Ogni giorno settemila rifugiati somali varcano il confine keniota e arrivano nel campo profughi di Dadaab. Fuggono dalla guerra che al-Shabaab ha dichiarato al Governo di transizione. In tende e baracche vivono 300.000 persone. Un piccolo paese che non compare sulle carte. Un pezzo di Somalia in territorio keniota che spaventa il governo di Nairobi. Si teme che gli Shabaab possano entrare nel campo per poi infiltrarsi in Kenya e da qui in tutto il centro Africa.
"Una parte della popolazione somala, in maggioranza proveniente da Mogadiscio, si trova le porte chiuse in faccia. Nessun asilo per loro", ha dichiarato Antonio Guterres, alto commissario Onu per i rifugiati. Secondo Guterres Nairobi starebbe scoraggiando l'ingresso di profughi in territorio keniota per paura di infiltrazioni terroristiche.
"Non ho avuto notizie di respingimenti di rifugiati", ha spiegato Francesco Calcagno, contattato da Peacereporter, che a Dadaab lavora per la ong Avsi nel settore dell'istruzione. "I somali godono del prima facie, 'a prima vista'. Gli viene cioè riconosciuto lo status di rifugiati non appenano si trovano fuori dai confini nazionali". Dadaab, costruito nel 1992 per accogliere i somali che fuggivano dalla guerra, poteva accogliere 90 mila persone, oggi sono 300 mila suddivisi in tre blocchi: Ifo, Hagdera e Daghaley. "La sicurezza è un grosso problema", ammette Calcagno. "Sia all'interno del campo che all'esterno. I militari kenioti hanno molti problemi a tenere sotto controllo la situazione".
Per tentare di contenere la massa di rifugiati il governo di Nairobi ha messo in campo un imponente cordone di sicurezza. I militari sorvegliano le capanne notte e giorno, mentre la strada di 100 chilometri che collega Dadaab con Garissa è costellata di posti di blocco. I rifugiati tentano di raggiungere Mombasa con ogni mezzo: per 200 dollari le mafie locali li nascondono nei camion e nelle macchine fino alle città dell'entroterra.
"Nelle settimane passate sono arrivate notizie preoccupanti. L'ambasciata americana ci ha avvertito di non andare nei campi", racconta Calcagno, "perché uomini di al-Shabaab avevano intenzione di rapire personale espatriato". Per l'esercito keniota è impossibile controllare i campi profughi.
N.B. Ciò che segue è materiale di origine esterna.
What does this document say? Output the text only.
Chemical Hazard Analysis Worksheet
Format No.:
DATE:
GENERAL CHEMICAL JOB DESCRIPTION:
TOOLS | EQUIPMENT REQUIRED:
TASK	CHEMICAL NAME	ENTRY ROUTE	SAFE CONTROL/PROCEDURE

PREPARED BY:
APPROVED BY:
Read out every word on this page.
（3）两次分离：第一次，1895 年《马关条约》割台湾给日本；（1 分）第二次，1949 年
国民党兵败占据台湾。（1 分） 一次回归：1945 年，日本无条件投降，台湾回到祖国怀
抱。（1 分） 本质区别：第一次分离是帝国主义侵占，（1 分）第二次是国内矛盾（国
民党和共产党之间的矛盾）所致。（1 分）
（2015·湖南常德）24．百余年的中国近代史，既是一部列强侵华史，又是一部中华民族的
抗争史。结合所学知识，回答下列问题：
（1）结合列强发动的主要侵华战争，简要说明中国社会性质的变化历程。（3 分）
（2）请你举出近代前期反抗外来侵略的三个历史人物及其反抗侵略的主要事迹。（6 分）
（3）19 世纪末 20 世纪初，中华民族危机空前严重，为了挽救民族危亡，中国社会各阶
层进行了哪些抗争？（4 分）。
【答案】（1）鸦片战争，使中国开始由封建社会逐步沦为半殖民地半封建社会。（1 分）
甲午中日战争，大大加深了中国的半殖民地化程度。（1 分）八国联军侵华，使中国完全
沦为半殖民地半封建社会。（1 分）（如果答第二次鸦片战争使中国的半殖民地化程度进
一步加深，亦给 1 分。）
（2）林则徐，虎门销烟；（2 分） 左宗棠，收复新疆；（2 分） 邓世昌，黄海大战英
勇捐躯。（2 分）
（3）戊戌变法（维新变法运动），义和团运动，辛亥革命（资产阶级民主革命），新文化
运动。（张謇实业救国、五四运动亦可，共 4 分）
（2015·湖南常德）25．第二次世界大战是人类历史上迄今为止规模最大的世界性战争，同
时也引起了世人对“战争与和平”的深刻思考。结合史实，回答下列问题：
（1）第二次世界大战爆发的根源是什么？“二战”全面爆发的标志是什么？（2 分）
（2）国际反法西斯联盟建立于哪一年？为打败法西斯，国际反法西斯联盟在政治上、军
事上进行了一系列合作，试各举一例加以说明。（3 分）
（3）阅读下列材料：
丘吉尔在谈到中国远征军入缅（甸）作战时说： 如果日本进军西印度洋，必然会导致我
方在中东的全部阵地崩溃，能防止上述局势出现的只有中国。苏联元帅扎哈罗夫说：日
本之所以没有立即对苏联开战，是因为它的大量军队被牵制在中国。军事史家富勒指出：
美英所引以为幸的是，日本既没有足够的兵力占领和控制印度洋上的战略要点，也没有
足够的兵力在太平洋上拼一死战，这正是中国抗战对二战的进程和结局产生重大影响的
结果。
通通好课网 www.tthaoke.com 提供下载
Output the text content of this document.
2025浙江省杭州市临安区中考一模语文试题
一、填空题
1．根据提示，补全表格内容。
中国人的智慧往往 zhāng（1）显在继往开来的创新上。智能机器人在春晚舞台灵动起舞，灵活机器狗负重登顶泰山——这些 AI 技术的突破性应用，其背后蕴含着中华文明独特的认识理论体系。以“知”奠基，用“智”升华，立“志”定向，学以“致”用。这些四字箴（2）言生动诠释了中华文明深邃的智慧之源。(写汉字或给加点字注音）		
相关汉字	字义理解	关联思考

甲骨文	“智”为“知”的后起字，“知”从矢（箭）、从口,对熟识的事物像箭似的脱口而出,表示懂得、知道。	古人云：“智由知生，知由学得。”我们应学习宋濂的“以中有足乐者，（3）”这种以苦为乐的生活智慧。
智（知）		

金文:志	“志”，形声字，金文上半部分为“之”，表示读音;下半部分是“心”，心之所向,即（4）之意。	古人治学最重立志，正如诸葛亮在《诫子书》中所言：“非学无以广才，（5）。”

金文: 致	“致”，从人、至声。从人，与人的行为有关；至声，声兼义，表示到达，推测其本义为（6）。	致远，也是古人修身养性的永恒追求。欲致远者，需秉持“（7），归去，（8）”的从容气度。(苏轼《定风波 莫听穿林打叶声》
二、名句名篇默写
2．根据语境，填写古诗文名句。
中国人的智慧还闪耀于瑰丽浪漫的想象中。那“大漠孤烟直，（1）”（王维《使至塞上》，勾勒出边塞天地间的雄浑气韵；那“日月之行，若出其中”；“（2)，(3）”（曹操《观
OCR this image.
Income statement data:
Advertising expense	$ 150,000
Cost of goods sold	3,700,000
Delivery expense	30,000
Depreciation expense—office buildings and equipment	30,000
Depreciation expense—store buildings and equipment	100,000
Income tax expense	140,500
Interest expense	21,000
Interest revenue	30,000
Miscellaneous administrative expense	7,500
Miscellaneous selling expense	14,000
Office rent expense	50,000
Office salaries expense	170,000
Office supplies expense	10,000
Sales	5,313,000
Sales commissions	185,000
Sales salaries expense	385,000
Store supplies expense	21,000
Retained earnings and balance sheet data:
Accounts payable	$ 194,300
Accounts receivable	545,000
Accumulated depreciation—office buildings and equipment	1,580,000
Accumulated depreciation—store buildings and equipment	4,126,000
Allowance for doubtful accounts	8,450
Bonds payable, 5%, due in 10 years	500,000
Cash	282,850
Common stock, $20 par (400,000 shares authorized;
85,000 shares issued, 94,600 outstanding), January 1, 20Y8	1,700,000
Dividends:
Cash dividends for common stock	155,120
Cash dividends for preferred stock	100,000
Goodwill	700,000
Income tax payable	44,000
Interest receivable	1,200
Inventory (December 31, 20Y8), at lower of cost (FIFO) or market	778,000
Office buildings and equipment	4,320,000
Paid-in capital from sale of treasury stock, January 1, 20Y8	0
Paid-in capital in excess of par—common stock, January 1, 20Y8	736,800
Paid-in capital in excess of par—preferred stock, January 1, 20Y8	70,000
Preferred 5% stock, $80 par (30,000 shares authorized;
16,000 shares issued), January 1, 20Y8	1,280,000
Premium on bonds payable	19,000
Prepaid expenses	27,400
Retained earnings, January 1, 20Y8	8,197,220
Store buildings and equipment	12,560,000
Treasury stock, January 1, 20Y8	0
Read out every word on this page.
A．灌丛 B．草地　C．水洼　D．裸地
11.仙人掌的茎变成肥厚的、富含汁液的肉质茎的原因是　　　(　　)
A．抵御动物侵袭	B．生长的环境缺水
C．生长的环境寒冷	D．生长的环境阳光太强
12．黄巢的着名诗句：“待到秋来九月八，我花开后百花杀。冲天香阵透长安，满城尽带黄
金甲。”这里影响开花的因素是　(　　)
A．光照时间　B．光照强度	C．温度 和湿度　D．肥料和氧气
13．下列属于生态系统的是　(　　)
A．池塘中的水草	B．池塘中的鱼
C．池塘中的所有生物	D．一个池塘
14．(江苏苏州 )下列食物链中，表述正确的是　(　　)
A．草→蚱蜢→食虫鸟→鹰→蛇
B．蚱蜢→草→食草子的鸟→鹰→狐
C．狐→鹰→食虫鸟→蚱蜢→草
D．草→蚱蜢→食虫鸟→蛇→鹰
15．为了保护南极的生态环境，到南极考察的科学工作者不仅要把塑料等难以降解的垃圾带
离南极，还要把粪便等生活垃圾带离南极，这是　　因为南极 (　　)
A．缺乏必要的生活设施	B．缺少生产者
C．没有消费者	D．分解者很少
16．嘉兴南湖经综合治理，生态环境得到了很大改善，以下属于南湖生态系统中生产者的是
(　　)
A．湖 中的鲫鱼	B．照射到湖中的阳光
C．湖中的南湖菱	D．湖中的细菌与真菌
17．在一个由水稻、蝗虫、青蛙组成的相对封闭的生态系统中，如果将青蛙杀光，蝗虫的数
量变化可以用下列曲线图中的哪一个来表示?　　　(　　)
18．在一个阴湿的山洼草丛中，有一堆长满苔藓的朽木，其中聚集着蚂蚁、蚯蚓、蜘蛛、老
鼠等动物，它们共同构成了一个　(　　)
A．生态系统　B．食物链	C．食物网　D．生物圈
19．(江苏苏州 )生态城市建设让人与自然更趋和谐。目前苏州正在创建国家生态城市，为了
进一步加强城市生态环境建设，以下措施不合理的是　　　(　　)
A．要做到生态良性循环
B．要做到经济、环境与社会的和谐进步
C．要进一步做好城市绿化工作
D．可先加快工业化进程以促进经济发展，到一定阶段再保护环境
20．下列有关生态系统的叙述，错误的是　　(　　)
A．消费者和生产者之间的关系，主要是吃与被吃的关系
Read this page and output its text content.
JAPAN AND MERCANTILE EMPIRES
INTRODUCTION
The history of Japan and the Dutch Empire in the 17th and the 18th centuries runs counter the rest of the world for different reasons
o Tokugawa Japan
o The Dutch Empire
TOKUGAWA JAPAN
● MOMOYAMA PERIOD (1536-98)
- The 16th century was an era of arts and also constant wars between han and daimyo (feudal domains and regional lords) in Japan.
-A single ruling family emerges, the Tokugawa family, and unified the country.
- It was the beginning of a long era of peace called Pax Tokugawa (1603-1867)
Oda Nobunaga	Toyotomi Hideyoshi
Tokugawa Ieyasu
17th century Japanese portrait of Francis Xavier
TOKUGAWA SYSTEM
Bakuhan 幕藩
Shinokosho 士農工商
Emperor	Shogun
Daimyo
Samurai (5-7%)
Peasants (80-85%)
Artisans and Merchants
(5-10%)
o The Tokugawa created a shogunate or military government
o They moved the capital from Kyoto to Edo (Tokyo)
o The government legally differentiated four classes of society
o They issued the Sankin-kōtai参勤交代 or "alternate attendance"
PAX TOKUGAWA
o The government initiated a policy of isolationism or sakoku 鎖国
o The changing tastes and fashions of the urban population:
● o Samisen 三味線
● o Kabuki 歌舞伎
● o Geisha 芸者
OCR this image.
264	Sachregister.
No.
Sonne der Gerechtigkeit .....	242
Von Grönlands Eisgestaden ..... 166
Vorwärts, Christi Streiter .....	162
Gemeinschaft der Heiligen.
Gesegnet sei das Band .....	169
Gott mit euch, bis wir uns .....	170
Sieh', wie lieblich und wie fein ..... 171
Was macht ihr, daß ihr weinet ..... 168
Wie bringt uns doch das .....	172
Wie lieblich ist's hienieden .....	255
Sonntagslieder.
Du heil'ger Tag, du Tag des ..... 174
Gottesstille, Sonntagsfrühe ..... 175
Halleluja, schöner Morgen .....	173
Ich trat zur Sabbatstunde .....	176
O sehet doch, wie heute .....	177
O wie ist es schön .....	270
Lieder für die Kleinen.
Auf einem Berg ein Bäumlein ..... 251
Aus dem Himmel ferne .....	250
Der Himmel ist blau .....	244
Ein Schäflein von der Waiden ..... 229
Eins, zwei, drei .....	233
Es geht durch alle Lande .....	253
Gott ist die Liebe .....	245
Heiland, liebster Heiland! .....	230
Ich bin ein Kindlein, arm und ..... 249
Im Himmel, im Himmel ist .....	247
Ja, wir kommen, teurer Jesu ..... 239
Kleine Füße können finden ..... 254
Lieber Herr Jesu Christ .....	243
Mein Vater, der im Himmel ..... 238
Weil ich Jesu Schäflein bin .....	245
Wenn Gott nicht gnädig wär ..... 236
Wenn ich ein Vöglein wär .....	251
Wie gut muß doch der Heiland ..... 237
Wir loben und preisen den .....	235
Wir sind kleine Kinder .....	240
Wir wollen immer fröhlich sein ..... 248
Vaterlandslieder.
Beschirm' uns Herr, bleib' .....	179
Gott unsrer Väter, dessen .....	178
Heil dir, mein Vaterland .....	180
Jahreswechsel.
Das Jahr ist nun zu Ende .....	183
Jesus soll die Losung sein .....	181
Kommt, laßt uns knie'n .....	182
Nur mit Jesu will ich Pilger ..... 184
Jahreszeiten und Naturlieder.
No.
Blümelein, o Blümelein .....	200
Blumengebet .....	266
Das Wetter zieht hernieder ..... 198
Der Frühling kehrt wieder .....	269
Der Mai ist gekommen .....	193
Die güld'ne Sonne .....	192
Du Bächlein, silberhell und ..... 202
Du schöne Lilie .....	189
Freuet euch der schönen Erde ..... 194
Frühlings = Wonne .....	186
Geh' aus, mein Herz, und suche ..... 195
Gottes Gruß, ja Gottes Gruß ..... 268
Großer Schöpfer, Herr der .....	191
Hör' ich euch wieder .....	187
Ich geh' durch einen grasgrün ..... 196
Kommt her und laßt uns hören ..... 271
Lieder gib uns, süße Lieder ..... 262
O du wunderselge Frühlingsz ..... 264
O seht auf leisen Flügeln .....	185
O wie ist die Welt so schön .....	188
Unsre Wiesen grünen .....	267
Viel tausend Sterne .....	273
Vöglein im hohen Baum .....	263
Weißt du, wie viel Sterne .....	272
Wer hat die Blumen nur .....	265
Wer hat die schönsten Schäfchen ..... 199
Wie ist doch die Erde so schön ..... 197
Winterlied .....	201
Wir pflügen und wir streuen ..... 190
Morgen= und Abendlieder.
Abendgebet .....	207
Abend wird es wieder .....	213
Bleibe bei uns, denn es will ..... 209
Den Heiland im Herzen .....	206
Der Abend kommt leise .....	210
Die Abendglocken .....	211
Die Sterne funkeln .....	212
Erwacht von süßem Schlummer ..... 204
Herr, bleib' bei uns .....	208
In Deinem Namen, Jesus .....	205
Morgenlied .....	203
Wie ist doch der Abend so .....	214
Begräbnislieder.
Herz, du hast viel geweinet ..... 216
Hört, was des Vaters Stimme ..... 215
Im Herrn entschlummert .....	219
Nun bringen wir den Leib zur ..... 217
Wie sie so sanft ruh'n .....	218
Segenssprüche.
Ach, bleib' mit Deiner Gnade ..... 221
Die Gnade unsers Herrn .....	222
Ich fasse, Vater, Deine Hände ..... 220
Qui i miliziani islamici si possono nascondere e pianificare operazioni terroristiche. Come quella dell'11 luglio, a Kampala. Quel giorno al-Shabaab seminò il terrore uccidendo 76 persone in tre attentati simultanei. Dal quel momento il livello di guardia si è alzato sensibilmente. "I terroristi volevano fare esplodere delle bombe a Mombasa e Nairobi subito dopo i due attentati in Uganda", ha riferito un ufficiale dei servizi di sicurezza kenioti intervistato dalla stampa locale.
Dadaab è una bomba pronta ad esplodere. I rifugiati vorrebbero avere libertà di movimento, ma i militari kenioti tentano di tenerli chiusi all'interno del campo. "Alcuni di noi sono qui da venti anni", racconta Moulid Dugsuye Hirsi, uno dei leader della comunità somala. "Ci dovrebbero dare maggiore libertà e lavoro per i nostri figli". All'esterno del campo la popolazione keniota è esasperata. I villaggi dell'area sono spesso oggetto di ruberie e violenze portate dai ribelli che infestano il confine.
Francis Baya, assistente del ministro per l'Immigrazione, respinge ogni accusa. Secondo il funzionario nessuno è mai stato rimandato indietro e i campi accolgono tutti i rifugiati somali che giungono a Dadaab. "I nostri piani prevedono di spostare i punti di registrazione sul confine, in modo da intercettare i profughi il prima possibile". Oggi i civili in fuga dalla guerra devono percorrere cento chilometri prima di raggiungere i punti di raccolta.